At Lab42, we realize how challenging your job can be as a PR or communications professional. One successful media pitch can make a huge difference to your clients’ businesses. However, clients do not always have pitch-worthy news. Even if you have a PR strategy already in place, you can propel your clients’ media exposure to new heights by generating genuinely newsworthy data using market research.spotlight

When we started Lab42, we realized that the best way to display our market research prowess was to conduct our own survey, generate compelling insights, and transform those data points into an infographic. The tactic worked quite well for us. Our research and infographics have been picked up by dozens of news outlets, including The New York Times,Wall Street Journal, Chicago Tribune, Forbes, Mashable and Newsweek (to name a few). After seeing our success with this method, we started recommending it to our clients.

Traditionally, market research has been used for internal projects – customer and employee feedback, concept testing and ad testing, for example. But market research is also a strategic marketing and PR tool. Generating custom, specific insights for your client or business is a great way to stay top-of-mind with the media.

If you are new to the world of market research, here are key points to keep in mind:

DO:

Make it interesting

Make sure that the story you are trying to tell is actually interesting – not only to reporters, editors, and producers, but also the audience you are targeting. Try to tie your story in with timely topics or existing news to make it even more relevant.

Use large samples

With a bigger sample you can look at meaningful sub-groups using crosstabs or data filters, which can help support the story you are trying to tell.

Create multiple storylines

A benefit of online surveys is that they can be very flexible. Instead of honing in on one idea, think of potential alternate storylines when creating your questionnaire. That way, even if the data doesn’t fall the way you were hoping, there are more topics to explore with the data.

DON’T:

Use leading questions in your surveys

Of course you want to have compelling data points to share, but make sure that your survey is not designed to elicit specific responses.
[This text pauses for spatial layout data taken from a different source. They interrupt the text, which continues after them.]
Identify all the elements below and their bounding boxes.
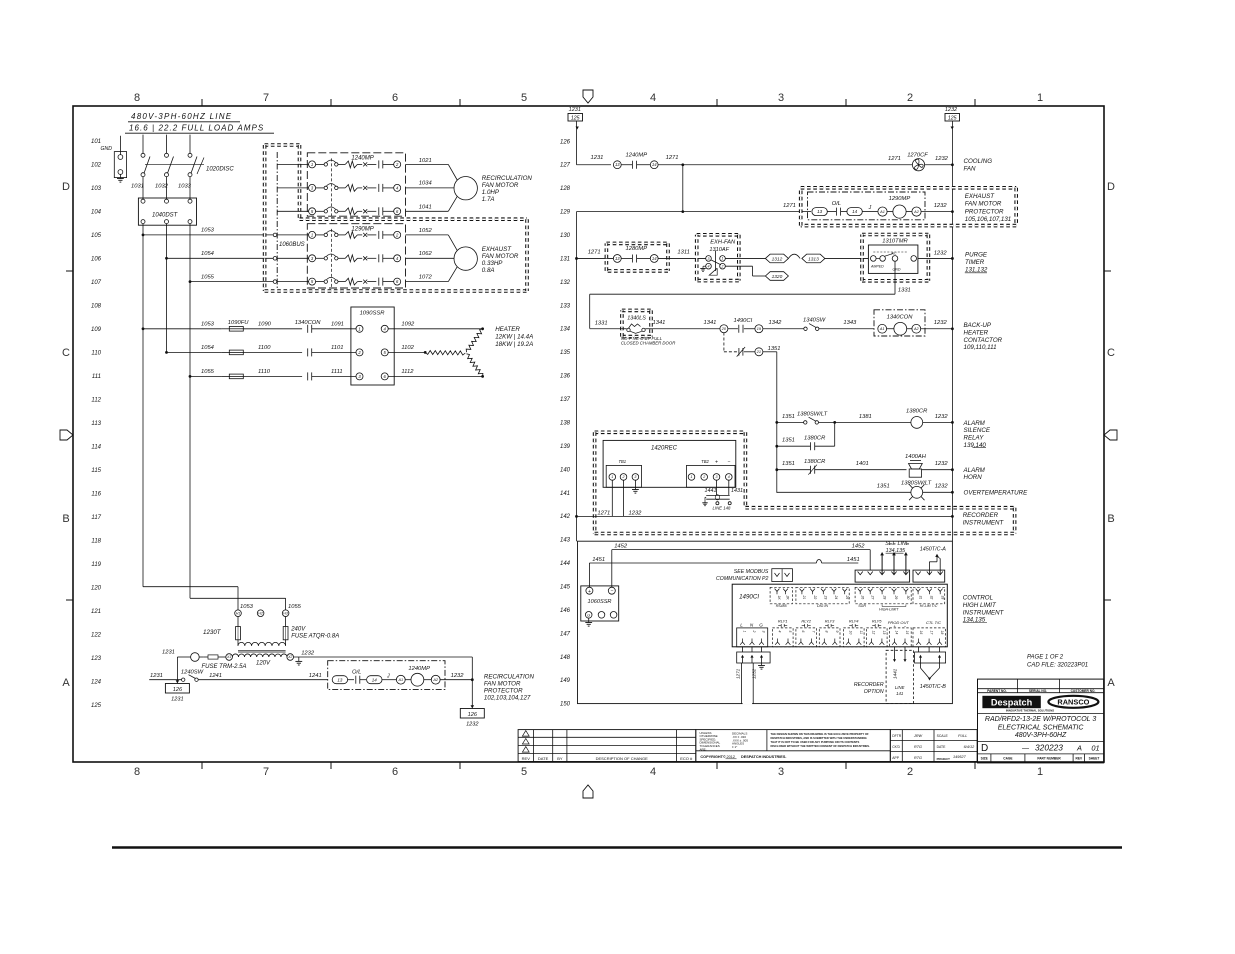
svg-text:1232: 1232 [629,510,643,516]
svg-text:6/4/12: 6/4/12 [964,745,975,749]
svg-text:12: 12 [872,631,876,635]
svg-text:110: 110 [91,351,101,357]
svg-text:ALARM: ALARM [963,420,986,427]
svg-text:G: G [587,613,590,618]
svg-text:14: 14 [372,677,378,682]
svg-text:137: 137 [560,397,571,403]
svg-text:JRW: JRW [913,734,923,738]
svg-text:7: 7 [263,92,269,104]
Reporters, editors, and producers are quick to disqualify pseudo-research. Quality data is the key component to data driven PR, and having leading questions in the survey only discredits the overall research.

Make it all about your client/product/business

Instead of just focusing on your subject, try to tie in timely topics or other news events. It helps to broaden the storyline and raise overall interest, and can increase the likelihood that your story will be picked up.

Use too much industry jargon in the survey

Using too many industry-specific words or phrases might not only confuse your survey respondents, but could cause misrepresentations of your data. Try to use more general verbiage in order to connect with a wider audience.

Creating a survey and capturing unique consumer insights is just part one of a good PR strategy. However, to make your data more digestible, turn your data points into a visually appealing infographic. Infographics and data visuals are a great way to tell your story in an engaging way and are flexible enough to be shared both online and offline.

If you are looking for a way to take your PR campaign to the next level, try incorporating market research. The result will be a stronger story for your client and customized insights for the media.